Do meio das árvores um projétil prateado voou em direção aos dois passando alguns centímetros do pescoço do Weasley. Indo se enterrar numa arvore próxima, era uma flecha de prata com um bilhete amarrado na haste.




Corajosos e Honrados caçadores,
Felicito-os pela coragem notável ou pela falta de juízo completo de desafiar nossa digníssima família a um combate em troca de um dos nossos mais preciosos tesouros.
A Flecha é uma chave de portal é um presente que vos levara de volta ao seu país em segurança se quiserdes recuar, nossa recomendação é que aceite-a como uma oferta de um amigo.
Aviso que se arriscareis por sua própria conta e risco e a partir disso não o verei como amigo.
Jean-Louis Delacour





- Hã... Fleur me disse que tinha um tio chamado Jean-Louis que morava no lado Vezuelano da floresta amazônica, desde que veio com um trouxa francês rico (1) aqui e este descobriu um tal de “broto-cor-de-rosa” (2) ou coisa parecida.

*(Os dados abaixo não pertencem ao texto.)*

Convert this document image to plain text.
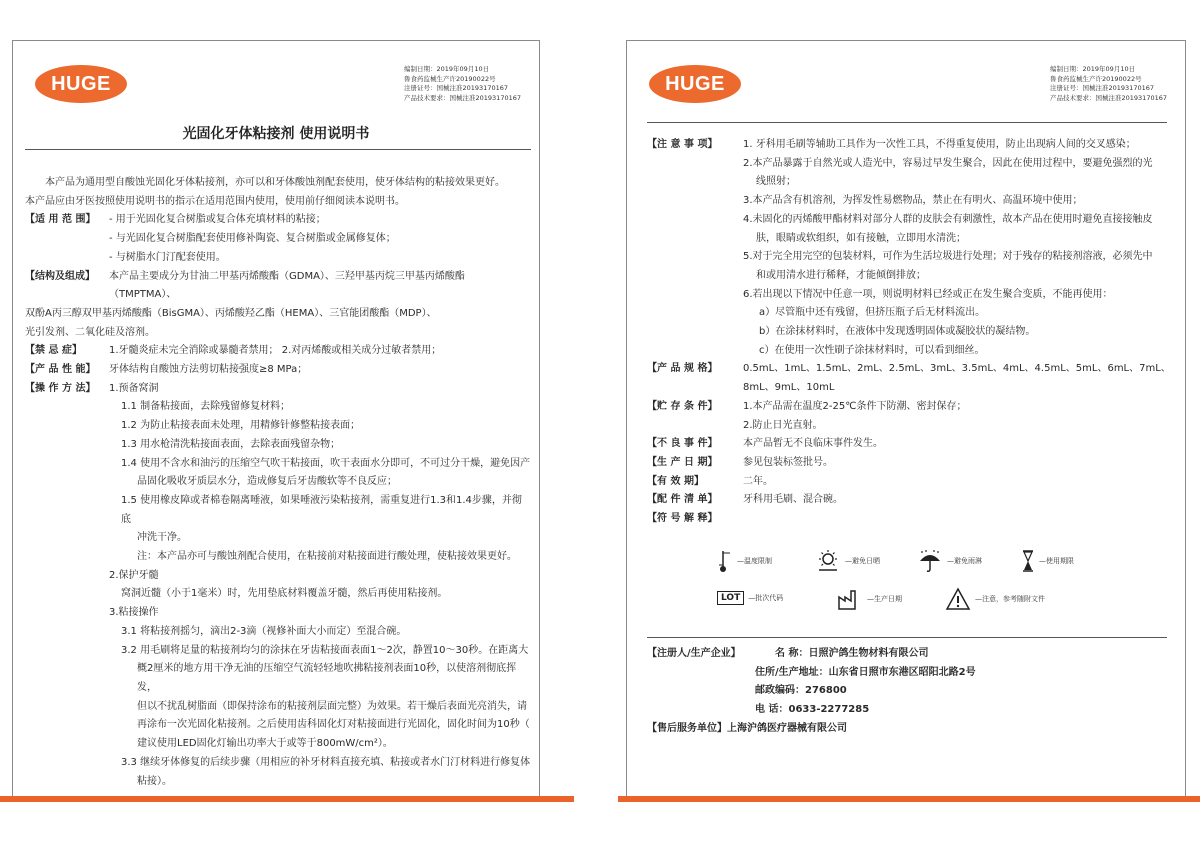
HUGE
编制日期：2019年09月10日
鲁食药监械生产许20190022号
注册证号：国械注准20193170167
产品技术要求：国械注准20193170167
光固化牙体粘接剂 使用说明书
本产品为通用型自酸蚀光固化牙体粘接剂，亦可以和牙体酸蚀剂配套使用，使牙体结构的粘接效果更好。
本产品应由牙医按照使用说明书的指示在适用范围内使用，使用前仔细阅读本说明书。
【适 用 范 围】	- 用于光固化复合树脂或复合体充填材料的粘接；
- 与光固化复合树脂配套使用修补陶瓷、复合树脂或金属修复体；
- 与树脂水门汀配套使用。
【结构及组成】	本产品主要成分为甘油二甲基丙烯酸酯（GDMA）、三羟甲基丙烷三甲基丙烯酸酯（TMPTMA）、
双酚A丙三醇双甲基丙烯酸酯（BisGMA）、丙烯酸羟乙酯（HEMA）、三官能团酸酯（MDP）、
光引发剂、二氧化硅及溶剂。
【禁 忌 症】	1.牙髓炎症未完全消除或暴髓者禁用； 2.对丙烯酸或相关成分过敏者禁用；
【产 品 性 能】	牙体结构自酸蚀方法剪切粘接强度≥8 MPa；
【操 作 方 法】	1.预备窝洞
1.1 制备粘接面，去除残留修复材料；
1.2 为防止粘接表面未处理，用精修针修整粘接表面；
1.3 用水枪清洗粘接面表面，去除表面残留杂物；
1.4 使用不含水和油污的压缩空气吹干粘接面，吹干表面水分即可，不可过分干燥，避免因产
品固化吸收牙质层水分，造成修复后牙齿酸软等不良反应；
1.5 使用橡皮障或者棉卷隔离唾液，如果唾液污染粘接剂，需重复进行1.3和1.4步骤，并彻底
冲洗干净。
注：本产品亦可与酸蚀剂配合使用，在粘接前对粘接面进行酸处理，使粘接效果更好。
2.保护牙髓
窝洞近髓（小于1毫米）时，先用垫底材料覆盖牙髓，然后再使用粘接剂。
3.粘接操作
3.1 将粘接剂摇匀，滴出2-3滴（视修补面大小而定）至混合碗。
3.2 用毛刷将足量的粘接剂均匀的涂抹在牙齿粘接面表面1～2次，静置10～30秒。在距离大
概2厘米的地方用干净无油的压缩空气流轻轻地吹拂粘接剂表面10秒，以使溶剂彻底挥发，
但以不扰乱树脂面（即保持涂布的粘接剂层面完整）为效果。若干燥后表面光亮消失，请
再涂布一次光固化粘接剂。之后使用齿科固化灯对粘接面进行光固化，固化时间为10秒（
建议使用LED固化灯输出功率大于或等于800mW/cm²）。
3.3 继续牙体修复的后续步骤（用相应的补牙材料直接充填、粘接或者水门汀材料进行修复体
粘接）。
HUGE
编制日期：2019年09月10日
鲁食药监械生产许20190022号
注册证号：国械注准20193170167
产品技术要求：国械注准20193170167
【注 意 事 项】	1. 牙科用毛刷等辅助工具作为一次性工具，不得重复使用，防止出现病人间的交叉感染；
2.本产品暴露于自然光或人造光中，容易过早发生聚合，因此在使用过程中，要避免强烈的光
线照射；
3.本产品含有机溶剂，为挥发性易燃物品，禁止在有明火、高温环境中使用；
4.未固化的丙烯酸甲酯材料对部分人群的皮肤会有刺激性，故本产品在使用时避免直接接触皮
肤，眼睛或软组织，如有接触，立即用水清洗；
5.对于完全用完空的包装材料，可作为生活垃圾进行处理；对于残存的粘接剂溶液，必须先中
和或用清水进行稀释，才能倾倒排放；
6.若出现以下情况中任意一项，则说明材料已经或正在发生聚合变质，不能再使用：
a）尽管瓶中还有残留，但挤压瓶子后无材料流出。
b）在涂抹材料时，在液体中发现透明固体或凝胶状的凝结物。
c）在使用一次性刷子涂抹材料时，可以看到细丝。
【产 品 规 格】	0.5mL、1mL、1.5mL、2mL、2.5mL、3mL、3.5mL、4mL、4.5mL、5mL、6mL、7mL、
8mL、9mL、10mL
【贮 存 条 件】	1.本产品需在温度2-25℃条件下防潮、密封保存；
2.防止日光直射。
【不 良 事 件】	本产品暂无不良临床事件发生。
【生 产 日 期】	参见包装标签批号。
【有 效 期】	二年。
【配 件 清 单】	牙科用毛刷、混合碗。
【符 号 解 释】
—温度限制	—避免日晒	—避免雨淋	—使用期限
LOT	—批次代码	—生产日期	—注意，参考随附文件
【注册人/生产企业】	名 称： 日照沪鸽生物材料有限公司
住所/生产地址： 山东省日照市东港区昭阳北路2号
邮政编码： 276800
电 话： 0633-2277285
【售后服务单位】 上海沪鸽医疗器械有限公司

- Isso quer dizer que estamos... - disse Harry.
- Isso mesmo estamos na floresta amazônica, o maior habitat do Dragão Dente-de-Víbora Peruano, segundo meu irmão Carlinhos e olha que ele entende de dragões.
- Mas não era para estarmos na França? – disse Harry
- A família da Fleur deve estar fazendo algum tipo de brincadeira a nossa custa com isso tudo, um tipo de caça ao tesouro, só que eles não sabem que sempre fui o melhor desfazedor de feitiços que o Gringotes já teve.
- Reducto - disse Harry apontando para a flecha que explodiu – Sem desistência nessa altura do campeonato!
- Assim que se fala! – disse Gui abrindo-lhe um sorriso pela primeira vez no dia.
Eles andaram na direção que a flecha foi disparada se orientando com o feitiço dos quatro pontos para não se perderem na escuridão da floresta e encontraram uma clareira e no meio dela havia um garoto sentado num tronco de madeira velho portando um arco com flechas de prata em sua aljava.
O garoto era mais novo e baixo que Harry, tinha uma cabeleira loira encaracolada e os mesmos olhos de Fleur.
- Meu nome é Miguel Delacour – disse o garoto rindo – parece que a prima escolheu bem melhor que imaginávamos. Vocês conseguiram chegar aqui sem um arranhão pelo visto, e também não voltaram correndo com a minha flecha.
- Eu devo duelar com você? – disse Gui olhando o tamanho do garoto.
- Como sou menor, minha mãe me desautorizou duelar, mas posso lhe propor um desafio. – disse Miguel – Na minha aljava eu carrego doze flechas de prata, vou lançá-las contra você, se você sobreviver até décima segunda sem usar magia eu me dou por derrotado, aceita o desafio?
- Você sabe que é meio-lobisomem, se alguma dessas flechas te acertar, você sabe o que pode acontecer... – disse Harry.
- Você já vai desistir? – disse o jovem Delacour maliciosamente ainda sentado no tronco.
- Desafio aceito. – falou Gui.
Uma flecha saiu velozmente do arco do rapaz loiro e passou raspando por Gui que desviou dela a tempo, graças aos reflexos lupinos que estavam começando a se aflorar por causa do dia de lua cheia.
- A primeira é só treinamento, garanto que as outras serão mais divertidas – disse o garoto sentado no tronco pondo outra flecha no arco e mirando o coração do Weasley.
A segunda flecha foi disparada três vezes mais rápido que a primeira descrevendo uma trajetória de fogo até Gui que mesmo com os seus reflexos não conseguiu evitar que sua capa pegasse fogo.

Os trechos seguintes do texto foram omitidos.